Наша школа долгие годы была живой и успешной. В старомодном, чопорном, как и сам директор, его кабинете блистали в витринах спортивные кубки и медали, впечатлял веер победных грамот – свидетельств различных школьных успехов и достижений. На одной из стен актового зала висели мраморные доски с выбитыми золотом фамилиями выпускников-медалистов. На высшем уровне были обустроены кабинеты физики, химии и биологии. Ещё даже с дореволюционными приборами, штативами и прочим почти музейным оборудованием. А, сидя под портретом А.С. Попова, работая с подобным раритетным амперметром, казалось, что и ты на пороге открытия, допустим, неизвестных ещё науке радиоволн. Конечно, что-то и пополнило приборное «богатство» кабинетов в послевоенное время, например, уже советские микроскопы для изучения растительных клеток (обычно препаратов репчатого лука). Эти кабинеты также были «серьёзно» оборудованы специальными боксами-вытяжками, имели лаборантские помещения.

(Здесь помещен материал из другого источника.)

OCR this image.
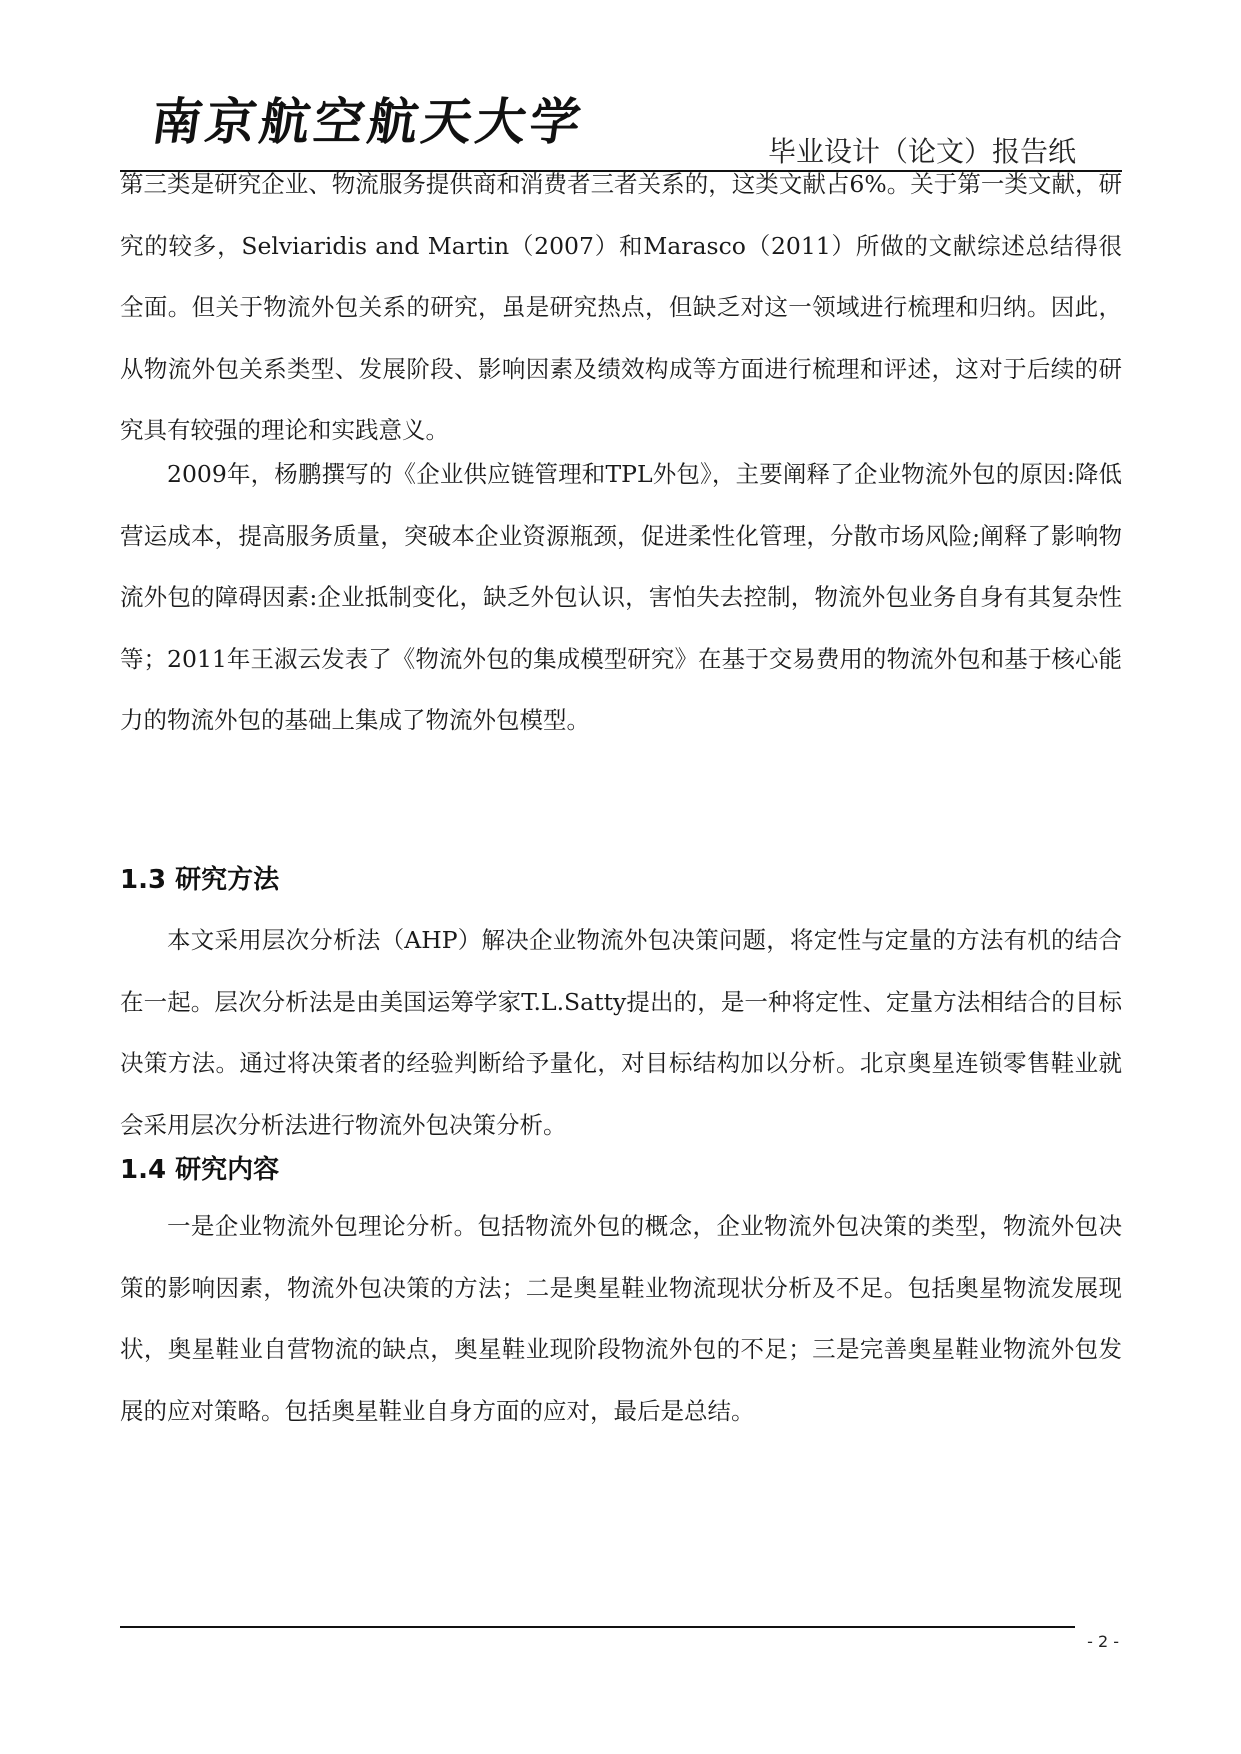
南京航空航天大学
毕业设计（论文）报告纸
第三类是研究企业、物流服务提供商和消费者三者关系的，这类文献占6%。关于第一类文献，研究的较多，Selviaridis and Martin（2007）和Marasco（2011）所做的文献综述总结得很全面。但关于物流外包关系的研究，虽是研究热点，但缺乏对这一领域进行梳理和归纳。因此，从物流外包关系类型、发展阶段、影响因素及绩效构成等方面进行梳理和评述，这对于后续的研究具有较强的理论和实践意义。
2009年，杨鹏撰写的《企业供应链管理和TPL外包》，主要阐释了企业物流外包的原因:降低营运成本，提高服务质量，突破本企业资源瓶颈，促进柔性化管理，分散市场风险;阐释了影响物流外包的障碍因素:企业抵制变化，缺乏外包认识，害怕失去控制，物流外包业务自身有其复杂性等；2011年王淑云发表了《物流外包的集成模型研究》在基于交易费用的物流外包和基于核心能力的物流外包的基础上集成了物流外包模型。
1.3 研究方法
本文采用层次分析法（AHP）解决企业物流外包决策问题，将定性与定量的方法有机的结合在一起。层次分析法是由美国运筹学家T.L.Satty提出的，是一种将定性、定量方法相结合的目标决策方法。通过将决策者的经验判断给予量化，对目标结构加以分析。北京奥星连锁零售鞋业就会采用层次分析法进行物流外包决策分析。
1.4 研究内容
一是企业物流外包理论分析。包括物流外包的概念，企业物流外包决策的类型，物流外包决策的影响因素，物流外包决策的方法；二是奥星鞋业物流现状分析及不足。包括奥星物流发展现状，奥星鞋业自营物流的缺点，奥星鞋业现阶段物流外包的不足；三是完善奥星鞋业物流外包发展的应对策略。包括奥星鞋业自身方面的应对，最后是总结。
- 2 -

В классе музыкальных занятий (пения) и на сцене актового зала стояли кабинетные рояли, может, «Ратке», «Беккер» или «Мюльбах» производства петербургских дореволюционных фабрик. Правда, настройщиков мы не видели ни разу. Предмет «пение» не требовал особых усилий. Начинали с разучивания «У дороги чибис» и, уже первоклассниками, приблизились к печальной догадке, что естественное желание ребёнка петь после таких уроков пропадёт навсегда. Во многом так и случилось. А пик абсурда пришёлся на седьмой класс с «изучением» педагогического «хита» Дм. Кабалевского «Петя и волк» на музыку С. Прокофьева. Либретто – надуманная «манная каша», а музыка пусть и упрощённый парафраз своего же балета «Ромео и Джульетта», но всё равно не для уха подростка. Респект лишь, спасительно подоспевшим в те годы, Битлам. Сегодня почти в любой стране, наблюдая умение и желание танцевать уже с детских лет свои народные «хоро» и «зикр», знание и исполнение в любой компании «базовых» народных песен, с горечью осознаёшь себя обделённым и даже будто за что-то наказанным. Может, они для нас были кем-то запрещены? И как насмешка воспринимается традиционное исполнение музыкантами любого зарубежного ресторанчика «русской песни для русских друзей…», чего-нибудь вроде «Миллион алых роз». Такими мы видимся со стороны, да и сами другого почти не знаем и не поём. «Спасибо» школьным урокам пения, да и «ритмики» – так стыдливо называли тогда факультативные платные занятия танцами (которым также толком не научили).